On the final day of the conference, participants are invited to take part in an hour-long workshop on teaching LGBT and transnational issues. We will meet in small groups for discussion facilitated by a Syracuse faculty member. Please make sure that you are registered for the conference, as these workshops will be organized from the list of registered participants.

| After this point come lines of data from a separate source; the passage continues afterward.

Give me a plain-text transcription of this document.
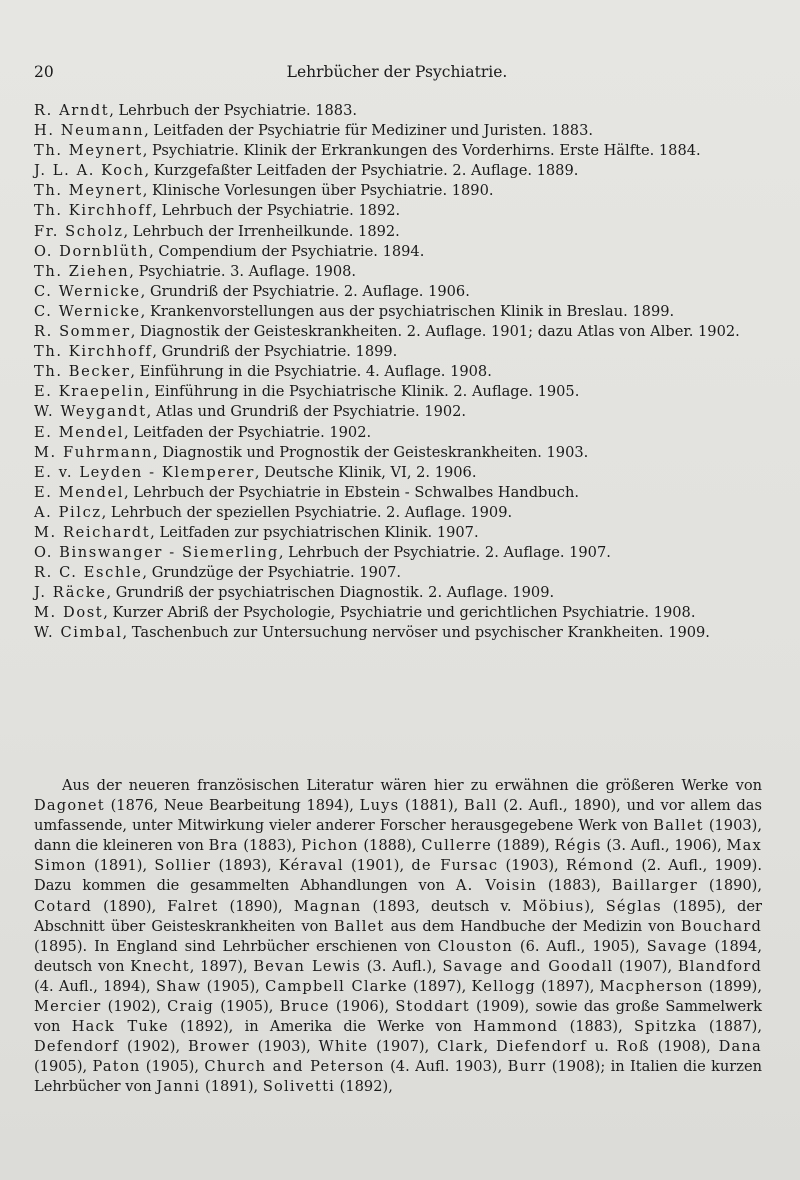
20	Lehrbücher der Psychiatrie.
R. Arndt, Lehrbuch der Psychiatrie. 1883.
H. Neumann, Leitfaden der Psychiatrie für Mediziner und Juristen. 1883.
Th. Meynert, Psychiatrie. Klinik der Erkrankungen des Vorderhirns. Erste Hälfte. 1884.
J. L. A. Koch, Kurzgefaßter Leitfaden der Psychiatrie. 2. Auflage. 1889.
Th. Meynert, Klinische Vorlesungen über Psychiatrie. 1890.
Th. Kirchhoff, Lehrbuch der Psychiatrie. 1892.
Fr. Scholz, Lehrbuch der Irrenheilkunde. 1892.
O. Dornblüth, Compendium der Psychiatrie. 1894.
Th. Ziehen, Psychiatrie. 3. Auflage. 1908.
C. Wernicke, Grundriß der Psychiatrie. 2. Auflage. 1906.
C. Wernicke, Krankenvorstellungen aus der psychiatrischen Klinik in Breslau. 1899.
R. Sommer, Diagnostik der Geisteskrankheiten. 2. Auflage. 1901; dazu Atlas von Alber. 1902.
Th. Kirchhoff, Grundriß der Psychiatrie. 1899.
Th. Becker, Einführung in die Psychiatrie. 4. Auflage. 1908.
E. Kraepelin, Einführung in die Psychiatrische Klinik. 2. Auflage. 1905.
W. Weygandt, Atlas und Grundriß der Psychiatrie. 1902.
E. Mendel, Leitfaden der Psychiatrie. 1902.
M. Fuhrmann, Diagnostik und Prognostik der Geisteskrankheiten. 1903.
E. v. Leyden - Klemperer, Deutsche Klinik, VI, 2. 1906.
E. Mendel, Lehrbuch der Psychiatrie in Ebstein - Schwalbes Handbuch.
A. Pilcz, Lehrbuch der speziellen Psychiatrie. 2. Auflage. 1909.
M. Reichardt, Leitfaden zur psychiatrischen Klinik. 1907.
O. Binswanger - Siemerling, Lehrbuch der Psychiatrie. 2. Auflage. 1907.
R. C. Eschle, Grundzüge der Psychiatrie. 1907.
J. Räcke, Grundriß der psychiatrischen Diagnostik. 2. Auflage. 1909.
M. Dost, Kurzer Abriß der Psychologie, Psychiatrie und gerichtlichen Psychiatrie. 1908.
W. Cimbal, Taschenbuch zur Untersuchung nervöser und psychischer Krankheiten. 1909.

Aus der neueren französischen Literatur wären hier zu erwähnen die größeren Werke von Dagonet (1876, Neue Bearbeitung 1894), Luys (1881), Ball (2. Aufl., 1890), und vor allem das umfassende, unter Mitwirkung vieler anderer Forscher herausgegebene Werk von Ballet (1903), dann die kleineren von Bra (1883), Pichon (1888), Cullerre (1889), Régis (3. Aufl., 1906), Max Simon (1891), Sollier (1893), Kéraval (1901), de Fursac (1903), Rémond (2. Aufl., 1909). Dazu kommen die gesammelten Abhandlungen von A. Voisin (1883), Baillarger (1890), Cotard (1890), Falret (1890), Magnan (1893, deutsch v. Möbius), Séglas (1895), der Abschnitt über Geisteskrankheiten von Ballet aus dem Handbuche der Medizin von Bouchard (1895). In England sind Lehrbücher erschienen von Clouston (6. Aufl., 1905), Savage (1894, deutsch von Knecht, 1897), Bevan Lewis (3. Aufl.), Savage and Goodall (1907), Blandford (4. Aufl., 1894), Shaw (1905), Campbell Clarke (1897), Kellogg (1897), Macpherson (1899), Mercier (1902), Craig (1905), Bruce (1906), Stoddart (1909), sowie das große Sammelwerk von Hack Tuke (1892), in Amerika die Werke von Hammond (1883), Spitzka (1887), Defendorf (1902), Brower (1903), White (1907), Clark, Diefendorf u. Roß (1908), Dana (1905), Paton (1905), Church and Peterson (4. Aufl. 1903), Burr (1908); in Italien die kurzen Lehrbücher von Janni (1891), Solivetti (1892),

Questions that the pedagogy workshops may engage: What are your pedagogical and curricular goals and aims in transnationalizing your LGBT/queer courses? What challenges have you faced, or expect to face? What surprises have you encountered? How do you incorporate “a dynamic selection of diverse and provocative international materials” (Hall) in your courses? What kind of ‘global analytic’ (Rupp) have you designed for making sense of so much material and so many perspectives? How do you address the U.S./English-speaking bias in LGBT/Queer studies in the context of teaching undergraduates and graduate students? How do you understand what ‘the transnational’ means and what “specific material and ideological practices . . . constitute [it]at this historical juncture” (Alexander and Mohanty)?

References

M. Jacqui Alexander and Chandra Talpade Mohanty’s “Cartographies of Knowledge and Power: Transnational Feminism as Radical Praxis” in Critical Transnational Feminist Praxis ed. by Amanda Lock Swarr and Richa Nagar (SUNY, 2010), pp. 23-45.

Donald E. Hall’s “Can We Teach a Transnational Queer Studies?” in Pedagogy 10.1, winter 2010, pp. 69-78.

Leila J. Rupp’s “Toward a Global History of Same-Sex Sexuality” in Journal of the History of Sexuality 10.2, April 2001, pp. 287-302.